Macroeconomics is to microeconomics as …

This GREAT quote from a commenter on this marginal revolution post:

I’ve always felt that macroeconomics was not economics the way astrology is not astronomy. (*)

That is brilliant.  I have to admit, I work doing Macro, but I heart Micro.

4 replies
  1. Matt Nolan
    Matt Nolan says:

    What can I say, it was an awesome quote. You summed up how most economists feel with a brilliant analogy.

  2. Steve
    Steve says:

    The better one I heard, might even have been on here…

    Was that Macroeconomics is to Economics, what Engineering is to Science.
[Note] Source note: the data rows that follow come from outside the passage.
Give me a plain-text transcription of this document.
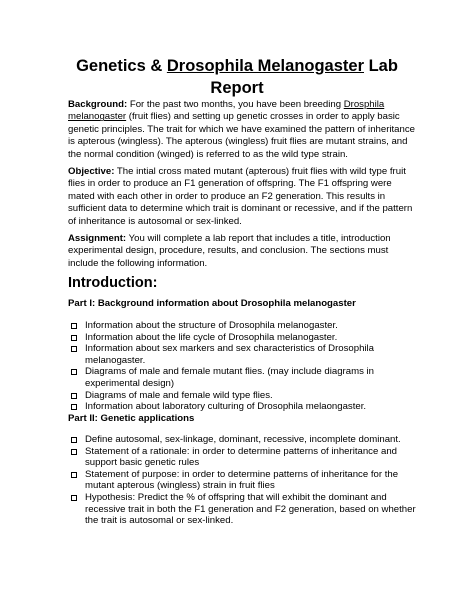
Genetics & Drosophila Melanogaster Lab
Report

Background: For the past two months, you have been breeding Drosphila melanogaster (fruit flies) and setting up genetic crosses in order to apply basic genetic principles. The trait for which we have examined the pattern of inheritance is apterous (wingless). The apterous (wingless) fruit flies are mutant strains, and the normal condition (winged) is referred to as the wild type strain.

Objective: The intial cross mated mutant (apterous) fruit flies with wild type fruit flies in order to produce an F1 generation of offspring. The F1 offspring were mated with each other in order to produce an F2 generation. This results in sufficient data to determine which trait is dominant or recessive, and if the pattern of inheritance is autosomal or sex-linked.

Assignment: You will complete a lab report that includes a title, introduction experimental design, procedure, results, and conclusion. The sections must include the following information.

Introduction:

Part I: Background information about Drosophila melanogaster

Information about the structure of Drosophila melanogaster.
Information about the life cycle of Drosophila melanogaster.
Information about sex markers and sex characteristics of Drosophila melanogaster.
Diagrams of male and female mutant flies. (may include diagrams in experimental design)
Diagrams of male and female wild type flies.
Information about laboratory culturing of Drosophila melaongaster.

Part II: Genetic applications

Define autosomal, sex-linkage, dominant, recessive, incomplete dominant.
Statement of a rationale: in order to determine patterns of inheritance and support basic genetic rules
Statement of purpose: in order to determine patterns of inheritance for the mutant apterous (wingless) strain in fruit flies
Hypothesis: Predict the % of offspring that will exhibit the dominant and recessive trait in both the F1 generation and F2 generation, based on whether the trait is autosomal or sex-linked.
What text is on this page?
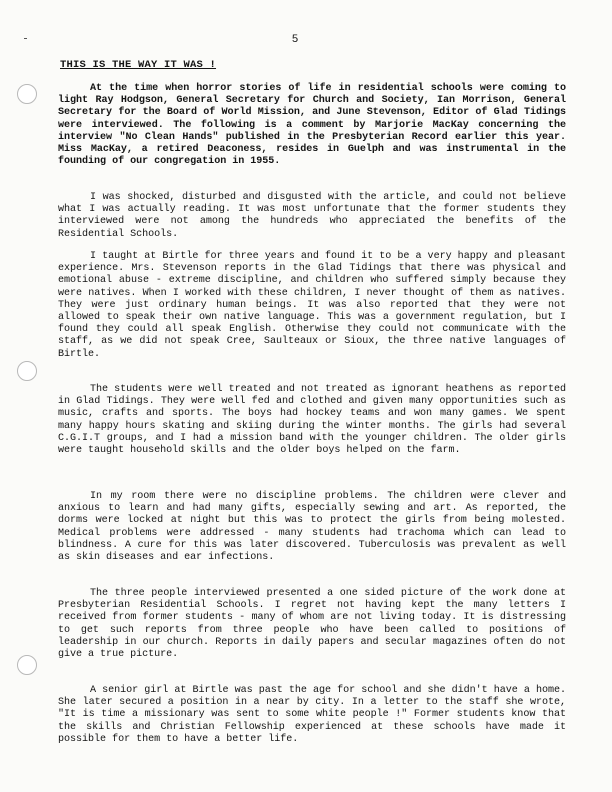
5
THIS IS THE WAY IT WAS !

At the time when horror stories of life in residential schools were coming to light Ray Hodgson, General Secretary for Church and Society, Ian Morrison, General Secretary for the Board of World Mission, and June Stevenson, Editor of Glad Tidings were interviewed. The following is a comment by Marjorie MacKay concerning the interview "No Clean Hands" published in the Presbyterian Record earlier this year. Miss MacKay, a retired Deaconess, resides in Guelph and was instrumental in the founding of our congregation in 1955.

I was shocked, disturbed and disgusted with the article, and could not believe what I was actually reading. It was most unfortunate that the former students they interviewed were not among the hundreds who appreciated the benefits of the Residential Schools.

I taught at Birtle for three years and found it to be a very happy and pleasant experience. Mrs. Stevenson reports in the Glad Tidings that there was physical and emotional abuse - extreme discipline, and children who suffered simply because they were natives. When I worked with these children, I never thought of them as natives. They were just ordinary human beings. It was also reported that they were not allowed to speak their own native language. This was a government regulation, but I found they could all speak English. Otherwise they could not communicate with the staff, as we did not speak Cree, Saulteaux or Sioux, the three native languages of Birtle.

The students were well treated and not treated as ignorant heathens as reported in Glad Tidings. They were well fed and clothed and given many opportunities such as music, crafts and sports. The boys had hockey teams and won many games. We spent many happy hours skating and skiing during the winter months. The girls had several C.G.I.T groups, and I had a mission band with the younger children. The older girls were taught household skills and the older boys helped on the farm.

In my room there were no discipline problems. The children were clever and anxious to learn and had many gifts, especially sewing and art. As reported, the dorms were locked at night but this was to protect the girls from being molested. Medical problems were addressed - many students had trachoma which can lead to blindness. A cure for this was later discovered. Tuberculosis was prevalent as well as skin diseases and ear infections.

The three people interviewed presented a one sided picture of the work done at Presbyterian Residential Schools. I regret not having kept the many letters I received from former students - many of whom are not living today. It is distressing to get such reports from three people who have been called to positions of leadership in our church. Reports in daily papers and secular magazines often do not give a true picture.

A senior girl at Birtle was past the age for school and she didn't have a home. She later secured a position in a near by city. In a letter to the staff she wrote, "It is time a missionary was sent to some white people !" Former students know that the skills and Christian Fellowship experienced at these schools have made it possible for them to have a better life.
    The idea being is that macroeconomics was designed to “fix” a problem and yet it may create more. But Economics is designed primarily to study the world, the same as science is designed to study the world

    I think the quote gives Macroeconomics a little too much credit, but if you think about engineering, it was pretty crude in the “young” stages of its inception… so maybe its ok.

  3. Matt Nolan
    Matt Nolan says:

    Hi Steve,

    Indeed, we have heard that one as well. Mankiw is a fan of it. We wrote about it a little bit here:

    http://tvhe.wordpress.com/2008/09/16/macroeconomics-the-scientist-and-the-engineer/

    It is a good way of splitting things up – however, I agree that maybe it gives macroeconomists too much credit as “fixers” 🙂

    Paul Romer also came out with a distinction between “realists” and “fundamentalists” – pretty much attack people that were focused on model building. We disagreed with the rhetoric of this distinction here:

    http://tvhe.wordpress.com/2008/10/08/fundamentalists-vs-realists-the-gap-in-economics/

    However, the valid point there is one of specialisation and scarcity – we might need “practical” solutions and so need some economists to work on that. However, model builders are improving the environment with which to analyse policies in the future.

    Currently the discipline may incentivise the wrong sort of student and lead to a socially inefficient allocation of economists – however, it isn’t clear to me which way this inefficient allocation is.